"Ulangannya susah banget." Dimas mengeluh akibat ulangan Matematika yang membuatnya pusing. Ia berjalan dengan malas di koridor sekolah bersama sahabatnya. Sesekali otaknya memikirkan hasil ulangannya tersebut. Tujuan Dimas saat ini hanya Kantin. Ia ingin cepat-cepat mengisi perutnya yang terus berbunyi selama ulangan. Dan melupakan ulangan itu.
Nindya mengangguk setuju sambil mengerucut bibirnya. Nindya akui ia memang sangat lemah di pelajaran Matematika. Nilai paling tinggi cuma tujuh puluh lima. Itupun bisa di hitung berapa kali ia dapatkan. Entahlah, dalam hitung menghitung sudah menjadi kelemahannya sejak dulu.

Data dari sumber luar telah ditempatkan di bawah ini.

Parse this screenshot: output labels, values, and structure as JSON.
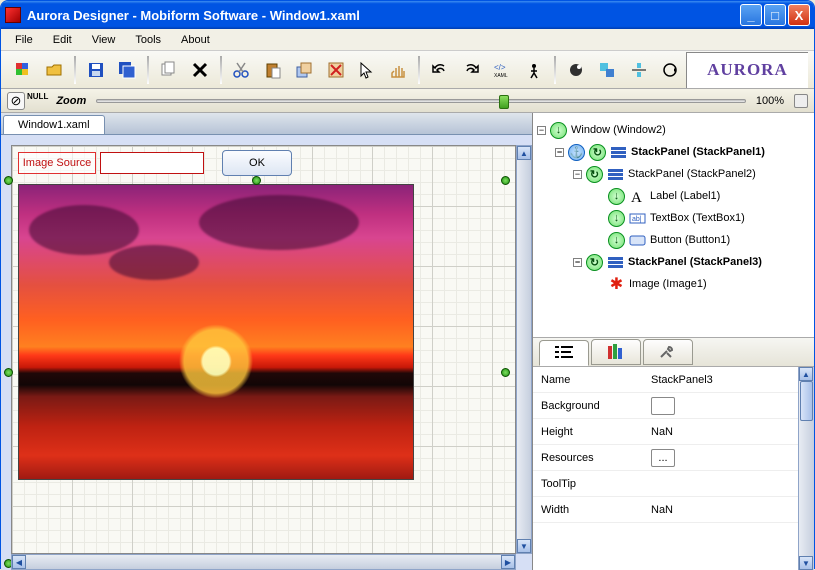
{
  "window": {
    "title": "Aurora Designer - Mobiform Software - Window1.xaml",
    "minimize": "_",
    "maximize": "□",
    "close": "X"
  },
  "menu": [
    "File",
    "Edit",
    "View",
    "Tools",
    "About"
  ],
  "zoom": {
    "null_label": "NULL",
    "label": "Zoom",
    "percent": "100%"
  },
  "logo": "AURORA",
  "tabs": {
    "file": "Window1.xaml"
  },
  "designer": {
    "image_source_label": "Image Source",
    "ok_label": "OK"
  },
  "tree": [
    {
      "depth": 0,
      "exp": "-",
      "icons": [
        "down"
      ],
      "label": "Window (Window2)",
      "bold": false
    },
    {
      "depth": 1,
      "exp": "-",
      "icons": [
        "anchor",
        "cycle",
        "stack"
      ],
      "label": "StackPanel (StackPanel1)",
      "bold": true
    },
    {
      "depth": 2,
      "exp": "-",
      "icons": [
        "cycle",
        "stack"
      ],
      "label": "StackPanel (StackPanel2)",
      "bold": false
    },
    {
      "depth": 3,
      "exp": "",
      "icons": [
        "down",
        "typeA"
      ],
      "label": "Label (Label1)",
      "bold": false
    },
    {
      "depth": 3,
      "exp": "",
      "icons": [
        "down",
        "textbox"
      ],
      "label": "TextBox (TextBox1)",
      "bold": false
    },
    {
      "depth": 3,
      "exp": "",
      "icons": [
        "down",
        "button"
      ],
      "label": "Button (Button1)",
      "bold": false
    },
    {
      "depth": 2,
      "exp": "-",
      "icons": [
        "cycle",
        "stack"
      ],
      "label": "StackPanel (StackPanel3)",
      "bold": true
    },
    {
      "depth": 3,
      "exp": "",
      "icons": [
        "star"
      ],
      "label": "Image (Image1)",
      "bold": false
    }
  ],
  "properties": {
    "rows": [
      {
        "label": "Name",
        "value": "StackPanel3",
        "type": "text"
      },
      {
        "label": "Background",
        "value": "",
        "type": "color"
      },
      {
        "label": "Height",
        "value": "NaN",
        "type": "text"
      },
      {
        "label": "Resources",
        "value": "...",
        "type": "button"
      },
      {
        "label": "ToolTip",
        "value": "",
        "type": "text"
      },
      {
        "label": "Width",
        "value": "NaN",
        "type": "text"
      }
    ]
  }
}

"Halah, lo ngangguk iya tapi ntar nilanya tinggi," ucap Dimas memajukan bibirnya.
"Kagak ya. Gue emang lemah di Matematika. Iya, kan, Shell?"

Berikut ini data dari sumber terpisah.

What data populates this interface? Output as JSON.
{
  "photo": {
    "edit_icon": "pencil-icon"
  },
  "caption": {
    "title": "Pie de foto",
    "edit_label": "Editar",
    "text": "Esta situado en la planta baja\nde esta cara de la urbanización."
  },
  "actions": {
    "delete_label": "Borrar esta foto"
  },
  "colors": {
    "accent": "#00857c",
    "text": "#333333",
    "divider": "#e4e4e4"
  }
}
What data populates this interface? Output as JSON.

Shelly mengangguk tanpa menoleh pandangannya dari ponselnya. Ia asyik men-scroll Instagram. Tak lupa juga kalau ada yang viral pasti ia jadikan topik atau bahan gibah selanjutnya. Sahabatnya biasa menyebutnya, 'Shelly si ratu gibah.'
"Semua orang bisa kalau mau berusaha."
Siapa lagi kalau bukan Bian. Sekali bicara kata-katanya bagaikan pak Mario Teguh. Eits, tidak bagi Nindya. Lebih tepatnya, Kata-kata Bian seperti menusuk hatinya. Ditambah dengan ekspresi yang selalu datar, membuat Nindya semakin geram.
"Oh, jadi maksud lo gue gak pernah berusaha gitu?" Nindya bertanya sambil mendongakkan kepalanya berharap Bian menarik ucapannya.
Bian menaikkan kedua alisnya sebagai jawaban seolah-olah ia berkata 'Iya'.
"Gue bukan gak mau berusaha. Emang pada dasarnya otak gue yang gak bisa inget semua rumus itu."
Nindya menahan amarahnya agar tidak meledak. Bagaimana tidak, kekurangan Nindya selalu saja diperdebat oleh Bian. Lama-lama gue lem mulutnya.
"Stop-stop!"
Serentak mereka memberhentikan langkahnya mendengar interupsi dari Shelly.
"Apaan, sih, Shell. Gue udah lapar maksimal, nih." Dimas mengelus perutnya yang mulai keroncongan.
"Tian sama Risa jadian?"
Seketika semuanya mendengus kesal mendengar pertanyaan Shelly.
Bian melangkah kakinya tidak peduli. Sementara Nindya dan Laras mengekori Bian dari belakang. Mereka sudah malas menanggapi pertaanya Shelly tentang Tian yang tidak ada habisnya.
"Tapi kali ini benaran, deh. Tuh lihat!" Shelly tidak menyerah ia menunjukkan layar ponselnya pada Dimas yang terdapat foto dua remaja saling tatap-tatapan.
"Terus?"
"Cinta gue bertepuk sebelah tangan, dong?"
"Suruh siapa suka kok diam."
Shelly memukul pundak Dimas dengan kipas angin portable tanpa sadar. "Lo kira gue cewek apaan, ha?!"
"Sakit Shel. Lo jadi manusia emang gak punya hati."
"Lo."
"Lo."
"L---"
"Shelly, Dimas, Kalian tetap mau jadi Tom & Jerry di situ?" teriak Nindya menghentikan aksi mereka berdua. Kemudian mereka cepat-cepat menyusul dengan saling menggerutu.
Tiba di kantin mereka memesan makanan seperti biasa. Mereka memilih tempat yang sekiranya tidak terlalu ramai. Apalagi Nindya yang sama sekali tidak suka keramaian. Cukup sahabatnya yang membuat telinganya hampir pecah.
"Kalian tadi kenapa, sih?" tanya Nindya berusaha memecahkan keheningan sambil mengunyah makanannya.
"Gpp." Shelly menjawab sambil melirik Dimas tajam seolah-olah Dimas rivalnya.
"Biasa, Tian sama Risa," jawab Dimas.
Nindya mengangguk paham. Shelly memang sering bercerita betapa terobsesinya Shelly pada Tian. Tapi Shelly tidak berani untuk mengungkapnya. Yang membuat mereka kesal, Shelly selalu bercerita tentang Tian, tapi sama sekali tidak ada kemajuan. Tentu hal itu membuatnya bosan, kan?